The-Hummingbird-s-Cage(56)
“Your father?” I asked blankly. As far as I knew, I’d never met the man.
“Morgan Begay—he brought the horses.”
“Oh, yes,” I said. “But I haven’t seen him since.”
“He must get updates from Olin. They’re tight.”
“Reuben’s been teaching me, too,” said Bree. “I have more room for improvement than you, Jo.”
“You didn’t ride back home?” I asked. “Virginia, right?”
“Hampton Roads. Very old family. My parents are both at NASA Langley. I, on the other hand, always wanted to teach.”
“But not in Virginia . . .”
“Oh, I did, for a while. After I graduated William and Mary, I taught for a bit in Norfolk. Third grade. But one night . . .” She frowned as if trying to pull up a faded memory. “One night, that all changed.”
She sounded oddly wistful.
“What happened?” I asked.
Bree concentrated harder. “I was out with friends at a concert at the Coliseum. Little Phish. I was heading home right after, and there was a trucker talking on the cell with his boy, saying good night. The phone slipped. He went to catch it and jerked the wheel just enough to cross the center line. Hit me head-on.”
“Oh, God,” I said. “I’m so sorry. Were you hurt bad?”
“About as banged up as you can be. I’m fine now, of course. The poor trucker, though—I doubt he’s gotten over it.”
“I don’t know if I could be so forgiving,” I said.
“I bet you would,” she said. “Anyway, I needed a change. That’s how I ended up in Morro—just felt drawn to the place. And after I met Reuben, I knew why.”
Drawn to the place? I wondered if she had the same reaction to the Mountain as I did.
Bree took Reuben’s hand and squeezed it, and Reuben gazed back at her with every ounce of heart and soul right there in his eyes. I felt a pang of envy—no man had ever looked at me that way.
“How’d you two meet?” I asked.
“She stabbed me,” said Reuben.
Bree groaned. “I didn’t. It was a little dart and never touched a lick of skin. It hit your boot!”
Simon noticed my confusion. “The pub down the road has dartboards,” he explained. “And, well, some people have better aim than others.”
Reuben pointed to the toe of one worn cowboy boot. “I still have the hole.”
“I’ll buy you another pair,” said Bree.
“I like these just fine,” he said, pulling her hand to his lips to kiss her fingertips. “Even if they do leak when it rains.”
That was when my old habit kicked in, and I began to watch them over my wineglass for telltale cracks in those happy, shiny surfaces.

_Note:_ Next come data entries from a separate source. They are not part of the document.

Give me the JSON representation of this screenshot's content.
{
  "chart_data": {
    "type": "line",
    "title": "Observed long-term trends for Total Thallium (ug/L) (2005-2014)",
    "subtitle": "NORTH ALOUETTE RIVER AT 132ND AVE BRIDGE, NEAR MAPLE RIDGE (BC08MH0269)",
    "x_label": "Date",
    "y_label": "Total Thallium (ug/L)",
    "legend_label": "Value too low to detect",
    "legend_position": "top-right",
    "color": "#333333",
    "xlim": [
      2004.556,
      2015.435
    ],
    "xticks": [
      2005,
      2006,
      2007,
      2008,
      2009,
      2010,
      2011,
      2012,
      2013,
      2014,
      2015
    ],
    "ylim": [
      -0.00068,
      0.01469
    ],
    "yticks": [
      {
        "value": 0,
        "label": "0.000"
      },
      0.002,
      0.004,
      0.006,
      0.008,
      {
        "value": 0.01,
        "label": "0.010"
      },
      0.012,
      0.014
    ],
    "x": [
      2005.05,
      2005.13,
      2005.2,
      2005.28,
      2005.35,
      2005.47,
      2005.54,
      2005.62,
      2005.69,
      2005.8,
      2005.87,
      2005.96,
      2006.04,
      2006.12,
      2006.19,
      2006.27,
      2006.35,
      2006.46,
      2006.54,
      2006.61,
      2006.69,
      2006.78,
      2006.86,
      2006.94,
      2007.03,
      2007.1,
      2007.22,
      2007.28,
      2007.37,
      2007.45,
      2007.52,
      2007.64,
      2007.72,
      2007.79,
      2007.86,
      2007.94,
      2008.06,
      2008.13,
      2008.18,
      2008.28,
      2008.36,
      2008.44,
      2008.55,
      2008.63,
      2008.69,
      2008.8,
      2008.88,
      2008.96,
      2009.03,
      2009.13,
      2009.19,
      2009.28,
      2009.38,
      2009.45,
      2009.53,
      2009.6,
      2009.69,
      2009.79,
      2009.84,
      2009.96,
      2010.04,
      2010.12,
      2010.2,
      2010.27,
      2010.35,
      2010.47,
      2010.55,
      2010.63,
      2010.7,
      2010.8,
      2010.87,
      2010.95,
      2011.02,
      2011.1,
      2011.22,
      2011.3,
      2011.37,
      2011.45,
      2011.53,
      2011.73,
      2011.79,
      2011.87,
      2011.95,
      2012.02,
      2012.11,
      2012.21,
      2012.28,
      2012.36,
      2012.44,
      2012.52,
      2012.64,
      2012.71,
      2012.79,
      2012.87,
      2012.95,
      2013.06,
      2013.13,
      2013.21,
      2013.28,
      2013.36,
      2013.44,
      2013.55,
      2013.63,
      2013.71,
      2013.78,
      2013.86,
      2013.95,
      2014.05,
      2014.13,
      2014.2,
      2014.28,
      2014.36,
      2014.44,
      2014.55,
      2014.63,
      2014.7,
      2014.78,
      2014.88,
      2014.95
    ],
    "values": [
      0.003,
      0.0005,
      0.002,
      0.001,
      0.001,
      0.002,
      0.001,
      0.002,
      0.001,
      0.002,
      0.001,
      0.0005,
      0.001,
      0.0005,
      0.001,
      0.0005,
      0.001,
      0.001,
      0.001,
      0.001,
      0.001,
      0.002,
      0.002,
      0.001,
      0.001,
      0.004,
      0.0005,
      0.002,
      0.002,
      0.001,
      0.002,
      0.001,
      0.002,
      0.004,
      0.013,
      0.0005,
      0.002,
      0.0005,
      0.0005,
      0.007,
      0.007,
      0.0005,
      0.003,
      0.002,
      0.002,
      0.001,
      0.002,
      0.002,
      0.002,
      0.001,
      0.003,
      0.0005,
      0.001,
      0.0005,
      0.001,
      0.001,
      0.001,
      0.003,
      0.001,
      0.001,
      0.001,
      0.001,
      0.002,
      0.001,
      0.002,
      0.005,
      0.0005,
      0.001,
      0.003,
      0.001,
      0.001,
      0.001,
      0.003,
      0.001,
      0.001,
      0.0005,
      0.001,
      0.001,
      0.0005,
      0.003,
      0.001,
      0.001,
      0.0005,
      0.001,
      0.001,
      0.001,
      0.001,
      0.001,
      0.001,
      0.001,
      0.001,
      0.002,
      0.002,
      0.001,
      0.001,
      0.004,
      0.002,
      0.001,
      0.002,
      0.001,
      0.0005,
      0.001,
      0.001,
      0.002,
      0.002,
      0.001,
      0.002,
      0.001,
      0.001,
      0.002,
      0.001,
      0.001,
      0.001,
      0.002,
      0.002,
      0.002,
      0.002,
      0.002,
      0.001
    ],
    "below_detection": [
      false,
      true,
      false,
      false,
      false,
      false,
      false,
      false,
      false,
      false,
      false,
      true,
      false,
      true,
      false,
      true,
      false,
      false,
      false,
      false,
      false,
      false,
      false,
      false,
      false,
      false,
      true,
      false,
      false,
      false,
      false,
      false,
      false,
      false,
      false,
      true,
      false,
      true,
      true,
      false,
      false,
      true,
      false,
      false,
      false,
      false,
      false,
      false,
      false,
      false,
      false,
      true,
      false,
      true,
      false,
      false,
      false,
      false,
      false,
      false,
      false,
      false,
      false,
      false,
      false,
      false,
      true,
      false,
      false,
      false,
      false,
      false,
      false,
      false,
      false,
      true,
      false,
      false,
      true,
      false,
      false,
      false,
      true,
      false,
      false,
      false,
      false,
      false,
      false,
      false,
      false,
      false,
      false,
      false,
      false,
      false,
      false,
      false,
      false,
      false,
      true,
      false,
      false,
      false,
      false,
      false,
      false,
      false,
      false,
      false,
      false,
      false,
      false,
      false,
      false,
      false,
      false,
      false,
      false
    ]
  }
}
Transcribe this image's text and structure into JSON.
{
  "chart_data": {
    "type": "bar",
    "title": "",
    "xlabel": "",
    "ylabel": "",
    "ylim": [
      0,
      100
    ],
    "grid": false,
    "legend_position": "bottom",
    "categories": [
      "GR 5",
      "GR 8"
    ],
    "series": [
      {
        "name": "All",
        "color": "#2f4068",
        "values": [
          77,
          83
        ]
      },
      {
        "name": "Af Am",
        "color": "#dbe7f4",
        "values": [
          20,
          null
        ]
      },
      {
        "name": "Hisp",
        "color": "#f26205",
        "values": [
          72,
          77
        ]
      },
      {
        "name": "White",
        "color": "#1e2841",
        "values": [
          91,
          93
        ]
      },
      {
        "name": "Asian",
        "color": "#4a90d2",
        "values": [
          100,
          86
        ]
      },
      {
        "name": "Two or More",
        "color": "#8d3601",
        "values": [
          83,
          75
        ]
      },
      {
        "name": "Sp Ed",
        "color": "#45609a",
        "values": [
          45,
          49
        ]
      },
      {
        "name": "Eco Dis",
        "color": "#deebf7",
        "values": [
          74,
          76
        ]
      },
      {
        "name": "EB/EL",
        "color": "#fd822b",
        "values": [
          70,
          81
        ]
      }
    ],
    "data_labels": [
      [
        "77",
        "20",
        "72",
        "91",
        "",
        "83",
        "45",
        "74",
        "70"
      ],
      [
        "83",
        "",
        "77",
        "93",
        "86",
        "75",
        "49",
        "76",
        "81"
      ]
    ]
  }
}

For a note too sour, a look too sharp . . .
But I could detect nothing wrong. Nothing rang false or out of place between them—not a single, solitary fraudulent thing.
And I felt thoroughly ashamed of myself.
“Joanna,” said Simon, “you and Reuben have something in common. You both studied in Albuquerque, right?”
“Another Lobo, eh?” Reuben asked.
“It was years ago,” I said. “Only three semesters.”
“Double features at Don Pancho’s . . .” he said with a smile. “Ice cream at the Purple Hippo . . .”
I smiled back. I knew those places well. “Cinnamon buns at the Frontier—that’s where I packed on my freshman ten,” I said. “The Living Batch Bookstore . . .”
Memories that had been long dormant came rushing back in an instant—familiar, yet foreign, too. As if they were from somebody else’s life. It didn’t seem possible it had once been mine.
“I had no idea those places were still around,” I said. “But they must be—you couldn’t have graduated that long ago.”
“I didn’t graduate, either. A couple years, I was back home. I missed my family. I missed—” He shrugged. “I missed my father. And by then I was drinking. My uncle in Shiprock took me to help with the ranch. Herding ponies on motorcycles, whipping in and out of arroyos . . .” His eyes began to shine. “That was a good year. But even that wasn’t enough. We’d go to Wheeler to drink our paychecks—no alcohol sales on the rez. I started to hate the idea of going back to the ranch. And one day, I didn’t.”